De nouveaux bâtiments sont construits : cloître, salle capitulaire, dortoirs, réfectoire, chapelle du prieur, mais aussi écuries, cuvages, greniers et autres dépendances indispensables à la vie d’une communauté importante : une soixantaine de moines aux temps fastes et un nombre non moins négligeable de serviteurs et de commensaux divers. Le prieuré se verra aussi doté d’une hôtellerie pour accueillir les malades, les personnes de passage et les pèlerins en partance pour Saint-Jacques-de-Compostelle.
Au XIIe siècle, des fortifications sont édifiées pour protéger les biens monastiques. La ville de Sauxillanges échappera, de ce fait, aux destructions de la guerre de Cent Ans (1337-1453). Plus tard, deux nouvelles fortifications, dont la dernière édifiée au XVe siècle, avec fossés, tours et portes d’accès (on en dénombre trois dans l’enceinte périphérique : Coche, Notre-Dame, Saint-Martin), viendront protéger le bourg et ses habitants. Sauxillanges est un monastère important qui accroît son patrimoine grâce aux donations de l’aristocratie locale : 41 églises, mais aussi champs, vignes et terres forment un important réseau de dépendances religieuses et de revenus agricoles. Le cartulaire de Sauxillanges est un inestimable recueil de 979 actes, précieuse ressource documentaire sur la vie de la communauté et le réseau clunisien.
Après une période très faste, l’éclat du prieuré décline peu à peu. À la veille de la révolution, il ne reste qu’une dizaine de moines et un patrimoine fortement délabré. En 1792, les biens monastiques sont vendus, les clochers abattus et les cloches envoyées à la fonte. Le corps de saint Godon, abbé du monastère de Volvic au VIIe siècle, conservé à Sauxillanges depuis le XIVe siècle, est brûlé sur la place. Le prieuré est pillé, l’église paroissiale, dont le clocher s’est effondré, est utilisée comme salle de réunion. Au XIXe siècle, le fossé est comblé, la ville s’ouvre à l’est, des pans entiers de murs d’enceinte sont détruits, les rues étroites sont élargies, le parcellaire s’aère pour s’adapter aux exigences nouvelles, notamment en matière de transports.
Sauxillanges conserve l’empreinte du périmètre du monastère et du bourg monastique.

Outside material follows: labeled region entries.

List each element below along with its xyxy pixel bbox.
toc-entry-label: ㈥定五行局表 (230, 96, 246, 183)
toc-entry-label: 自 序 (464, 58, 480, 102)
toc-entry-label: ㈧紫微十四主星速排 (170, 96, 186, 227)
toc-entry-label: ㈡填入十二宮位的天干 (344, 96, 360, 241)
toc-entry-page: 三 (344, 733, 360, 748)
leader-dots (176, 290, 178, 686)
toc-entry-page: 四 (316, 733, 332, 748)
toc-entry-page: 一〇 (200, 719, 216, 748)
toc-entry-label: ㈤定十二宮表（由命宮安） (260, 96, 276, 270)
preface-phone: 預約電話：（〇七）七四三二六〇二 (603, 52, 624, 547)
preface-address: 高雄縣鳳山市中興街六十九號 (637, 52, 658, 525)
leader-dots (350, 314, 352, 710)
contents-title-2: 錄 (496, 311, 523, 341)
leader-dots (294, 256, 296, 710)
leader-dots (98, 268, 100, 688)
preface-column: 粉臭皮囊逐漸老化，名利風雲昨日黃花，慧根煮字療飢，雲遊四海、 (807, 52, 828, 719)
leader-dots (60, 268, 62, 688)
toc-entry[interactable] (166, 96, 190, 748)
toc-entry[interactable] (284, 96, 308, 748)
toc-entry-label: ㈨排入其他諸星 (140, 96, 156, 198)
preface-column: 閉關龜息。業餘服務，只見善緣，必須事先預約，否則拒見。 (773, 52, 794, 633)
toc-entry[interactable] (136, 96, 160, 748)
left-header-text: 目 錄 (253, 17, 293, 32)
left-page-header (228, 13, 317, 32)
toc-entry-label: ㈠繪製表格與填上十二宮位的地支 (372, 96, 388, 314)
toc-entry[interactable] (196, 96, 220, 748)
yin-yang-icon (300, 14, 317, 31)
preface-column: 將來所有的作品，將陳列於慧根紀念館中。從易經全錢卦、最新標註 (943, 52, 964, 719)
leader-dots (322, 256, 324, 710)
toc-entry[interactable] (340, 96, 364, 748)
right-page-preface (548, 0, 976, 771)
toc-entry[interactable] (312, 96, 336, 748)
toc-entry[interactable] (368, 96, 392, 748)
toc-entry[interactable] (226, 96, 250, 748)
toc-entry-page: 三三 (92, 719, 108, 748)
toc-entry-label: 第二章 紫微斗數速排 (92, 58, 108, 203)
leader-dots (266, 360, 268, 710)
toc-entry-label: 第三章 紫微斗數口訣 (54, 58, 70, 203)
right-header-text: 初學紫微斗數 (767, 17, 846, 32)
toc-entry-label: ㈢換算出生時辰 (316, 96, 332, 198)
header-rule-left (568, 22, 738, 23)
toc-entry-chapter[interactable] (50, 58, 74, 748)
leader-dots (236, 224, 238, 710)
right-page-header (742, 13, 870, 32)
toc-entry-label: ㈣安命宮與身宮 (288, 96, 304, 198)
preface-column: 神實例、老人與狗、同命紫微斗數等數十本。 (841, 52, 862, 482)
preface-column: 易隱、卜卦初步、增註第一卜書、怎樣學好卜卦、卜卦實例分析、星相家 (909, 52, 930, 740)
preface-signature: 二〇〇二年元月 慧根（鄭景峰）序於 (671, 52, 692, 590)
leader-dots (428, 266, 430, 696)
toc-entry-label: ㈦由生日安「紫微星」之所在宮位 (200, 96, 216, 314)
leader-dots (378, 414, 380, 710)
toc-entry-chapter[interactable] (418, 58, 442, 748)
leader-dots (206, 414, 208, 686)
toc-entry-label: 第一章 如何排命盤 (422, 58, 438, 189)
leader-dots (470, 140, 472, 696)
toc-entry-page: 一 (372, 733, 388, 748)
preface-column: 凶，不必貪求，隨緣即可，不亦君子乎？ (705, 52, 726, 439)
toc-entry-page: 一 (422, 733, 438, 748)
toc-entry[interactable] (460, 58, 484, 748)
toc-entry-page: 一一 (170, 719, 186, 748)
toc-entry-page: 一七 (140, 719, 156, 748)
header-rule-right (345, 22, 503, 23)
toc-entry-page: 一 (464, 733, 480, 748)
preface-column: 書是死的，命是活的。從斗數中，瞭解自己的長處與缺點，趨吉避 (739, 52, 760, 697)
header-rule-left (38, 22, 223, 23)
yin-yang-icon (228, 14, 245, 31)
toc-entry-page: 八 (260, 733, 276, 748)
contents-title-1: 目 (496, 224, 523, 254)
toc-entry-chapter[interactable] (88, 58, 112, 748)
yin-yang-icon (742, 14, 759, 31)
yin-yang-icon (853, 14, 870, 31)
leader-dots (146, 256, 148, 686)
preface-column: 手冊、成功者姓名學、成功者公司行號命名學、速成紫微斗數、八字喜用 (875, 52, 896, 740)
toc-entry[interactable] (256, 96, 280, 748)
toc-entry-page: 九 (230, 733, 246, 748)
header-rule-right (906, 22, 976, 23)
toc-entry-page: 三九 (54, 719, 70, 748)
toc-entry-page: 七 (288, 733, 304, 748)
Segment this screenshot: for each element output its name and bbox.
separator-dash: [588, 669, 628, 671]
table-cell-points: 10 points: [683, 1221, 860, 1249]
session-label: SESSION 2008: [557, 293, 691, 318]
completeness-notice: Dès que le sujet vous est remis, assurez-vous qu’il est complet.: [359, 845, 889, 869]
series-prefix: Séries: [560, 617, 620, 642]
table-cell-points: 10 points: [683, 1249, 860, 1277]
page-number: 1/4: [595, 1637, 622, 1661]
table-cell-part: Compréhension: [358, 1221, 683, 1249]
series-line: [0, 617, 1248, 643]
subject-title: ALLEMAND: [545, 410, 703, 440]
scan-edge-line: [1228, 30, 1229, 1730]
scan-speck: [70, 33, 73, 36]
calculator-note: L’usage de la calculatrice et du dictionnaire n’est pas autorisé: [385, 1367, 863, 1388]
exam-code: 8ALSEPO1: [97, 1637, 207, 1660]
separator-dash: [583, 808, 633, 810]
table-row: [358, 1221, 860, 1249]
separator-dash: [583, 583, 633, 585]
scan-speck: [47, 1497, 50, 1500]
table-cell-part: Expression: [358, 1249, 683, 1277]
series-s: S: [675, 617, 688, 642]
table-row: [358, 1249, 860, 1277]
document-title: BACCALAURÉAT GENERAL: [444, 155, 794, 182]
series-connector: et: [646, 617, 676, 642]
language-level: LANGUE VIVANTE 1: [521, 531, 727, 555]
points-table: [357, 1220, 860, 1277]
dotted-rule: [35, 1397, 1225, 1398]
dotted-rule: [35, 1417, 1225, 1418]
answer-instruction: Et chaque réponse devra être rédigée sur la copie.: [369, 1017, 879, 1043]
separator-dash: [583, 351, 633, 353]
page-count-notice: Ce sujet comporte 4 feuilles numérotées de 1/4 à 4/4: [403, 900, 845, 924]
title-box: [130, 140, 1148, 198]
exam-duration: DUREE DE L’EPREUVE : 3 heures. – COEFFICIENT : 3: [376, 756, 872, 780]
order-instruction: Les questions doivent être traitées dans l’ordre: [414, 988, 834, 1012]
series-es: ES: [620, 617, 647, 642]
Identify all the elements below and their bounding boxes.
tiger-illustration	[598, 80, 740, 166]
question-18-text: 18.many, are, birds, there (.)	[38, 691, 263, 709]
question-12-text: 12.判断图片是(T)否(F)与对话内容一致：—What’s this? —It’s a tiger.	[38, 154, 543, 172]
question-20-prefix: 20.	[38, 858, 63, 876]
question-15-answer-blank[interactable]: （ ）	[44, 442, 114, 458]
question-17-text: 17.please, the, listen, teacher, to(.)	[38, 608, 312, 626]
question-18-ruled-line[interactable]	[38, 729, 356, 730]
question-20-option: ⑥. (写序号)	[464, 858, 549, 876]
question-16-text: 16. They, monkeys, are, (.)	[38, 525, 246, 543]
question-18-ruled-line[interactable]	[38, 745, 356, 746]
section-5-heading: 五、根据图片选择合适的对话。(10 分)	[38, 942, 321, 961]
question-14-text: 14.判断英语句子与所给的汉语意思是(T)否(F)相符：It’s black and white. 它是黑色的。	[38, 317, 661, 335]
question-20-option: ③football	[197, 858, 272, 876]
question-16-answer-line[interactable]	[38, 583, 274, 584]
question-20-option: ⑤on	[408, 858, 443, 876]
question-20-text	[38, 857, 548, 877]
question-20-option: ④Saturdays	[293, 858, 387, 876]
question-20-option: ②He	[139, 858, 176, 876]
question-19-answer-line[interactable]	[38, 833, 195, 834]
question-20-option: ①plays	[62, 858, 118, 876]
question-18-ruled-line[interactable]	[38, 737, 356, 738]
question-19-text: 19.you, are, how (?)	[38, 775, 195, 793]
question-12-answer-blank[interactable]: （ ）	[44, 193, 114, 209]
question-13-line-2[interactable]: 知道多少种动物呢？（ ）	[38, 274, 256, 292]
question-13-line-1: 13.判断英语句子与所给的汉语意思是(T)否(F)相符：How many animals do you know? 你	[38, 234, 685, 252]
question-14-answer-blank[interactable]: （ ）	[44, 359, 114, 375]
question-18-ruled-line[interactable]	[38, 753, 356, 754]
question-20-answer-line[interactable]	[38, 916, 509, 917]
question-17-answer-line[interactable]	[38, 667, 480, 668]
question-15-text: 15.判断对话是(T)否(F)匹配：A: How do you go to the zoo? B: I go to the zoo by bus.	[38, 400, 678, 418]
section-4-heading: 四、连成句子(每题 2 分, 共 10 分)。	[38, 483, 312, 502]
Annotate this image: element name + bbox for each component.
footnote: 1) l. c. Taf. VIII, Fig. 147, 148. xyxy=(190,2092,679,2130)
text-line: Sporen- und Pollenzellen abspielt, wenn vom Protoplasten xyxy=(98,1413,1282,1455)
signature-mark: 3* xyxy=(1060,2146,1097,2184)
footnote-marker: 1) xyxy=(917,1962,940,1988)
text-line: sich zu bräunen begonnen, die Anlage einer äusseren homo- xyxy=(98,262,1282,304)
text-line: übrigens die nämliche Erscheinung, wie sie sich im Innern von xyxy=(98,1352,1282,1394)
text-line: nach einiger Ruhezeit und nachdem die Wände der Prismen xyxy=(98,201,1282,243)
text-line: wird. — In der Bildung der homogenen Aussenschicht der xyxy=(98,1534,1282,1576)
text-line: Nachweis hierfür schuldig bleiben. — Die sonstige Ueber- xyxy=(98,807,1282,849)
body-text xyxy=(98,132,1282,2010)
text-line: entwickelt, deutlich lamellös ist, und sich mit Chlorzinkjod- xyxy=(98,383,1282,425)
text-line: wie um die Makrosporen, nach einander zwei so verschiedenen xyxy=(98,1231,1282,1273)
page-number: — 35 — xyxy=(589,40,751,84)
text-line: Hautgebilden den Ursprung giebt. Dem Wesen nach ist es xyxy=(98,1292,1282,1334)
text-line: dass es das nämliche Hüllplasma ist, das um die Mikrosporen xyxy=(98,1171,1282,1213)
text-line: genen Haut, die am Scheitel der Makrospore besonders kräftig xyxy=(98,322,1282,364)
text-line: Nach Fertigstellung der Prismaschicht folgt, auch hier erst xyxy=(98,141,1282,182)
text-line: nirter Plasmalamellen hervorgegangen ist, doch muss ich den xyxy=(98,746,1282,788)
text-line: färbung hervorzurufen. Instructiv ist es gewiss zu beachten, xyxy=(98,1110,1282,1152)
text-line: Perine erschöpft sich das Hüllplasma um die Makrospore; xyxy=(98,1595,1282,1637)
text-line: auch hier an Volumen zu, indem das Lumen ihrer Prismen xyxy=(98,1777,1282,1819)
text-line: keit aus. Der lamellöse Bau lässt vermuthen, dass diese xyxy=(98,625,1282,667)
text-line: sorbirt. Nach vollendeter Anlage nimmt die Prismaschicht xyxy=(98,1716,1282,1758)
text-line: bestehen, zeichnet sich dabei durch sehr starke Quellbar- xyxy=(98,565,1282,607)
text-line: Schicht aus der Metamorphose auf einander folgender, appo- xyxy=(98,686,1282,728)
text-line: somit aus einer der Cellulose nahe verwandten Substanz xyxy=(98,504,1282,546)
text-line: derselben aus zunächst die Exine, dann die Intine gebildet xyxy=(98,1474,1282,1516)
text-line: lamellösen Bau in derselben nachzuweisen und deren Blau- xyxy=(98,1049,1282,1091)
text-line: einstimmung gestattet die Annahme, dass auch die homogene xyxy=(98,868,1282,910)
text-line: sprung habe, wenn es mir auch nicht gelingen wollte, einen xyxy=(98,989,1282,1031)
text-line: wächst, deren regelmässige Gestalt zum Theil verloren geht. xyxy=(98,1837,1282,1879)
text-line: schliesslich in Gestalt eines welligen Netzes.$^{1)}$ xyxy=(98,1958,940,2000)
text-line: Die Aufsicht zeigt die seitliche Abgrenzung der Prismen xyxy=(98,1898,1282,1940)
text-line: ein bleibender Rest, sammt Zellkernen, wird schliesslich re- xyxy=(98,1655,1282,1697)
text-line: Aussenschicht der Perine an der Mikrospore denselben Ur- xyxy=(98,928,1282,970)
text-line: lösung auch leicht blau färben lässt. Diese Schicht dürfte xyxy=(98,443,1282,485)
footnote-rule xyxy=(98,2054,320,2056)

De forme rectangulaire, la place centrale du bourg traduit toute l’emprise du monastère, autrefois bordée des bâtiments des moines : écuries, hôtellerie, infirmerie, dortoir, salle capitulaire, le château du prieur. L'église des bénédictins, la plus importante, a disparu. Elle connut une grande affluence de pèlerins à partir du XIVe siècle, après le miracle de saint Godon, et subit beaucoup de dégradations pendant la Révolution. La plupart de tous ces édifices religieux auront des vocations diverses au du temps, comme la chapelle Notre-Dame du Bois du XVe siècle, transformée en cabaret au XIXe siècle, elle conserve des clef du XVes de voûtes aux armes de France, de Cluny et de prieurs de Sauxillanges. Elle abrite aujourd’hui la Maison du Patrimoine. L'église Saint-Jean l'Évangéliste utilisée comme garage ou encore l'église Saint-Martin devenue bâtiment administratif. Ce dernier édifice était celui que fréquentait les habitants du quartier Saint-Martin, faubourg extérieur au bourg monastique et ceux des hameaux. Transformée en halle, poste, marché au blé, l'église deviendra le centre administratif de la ville.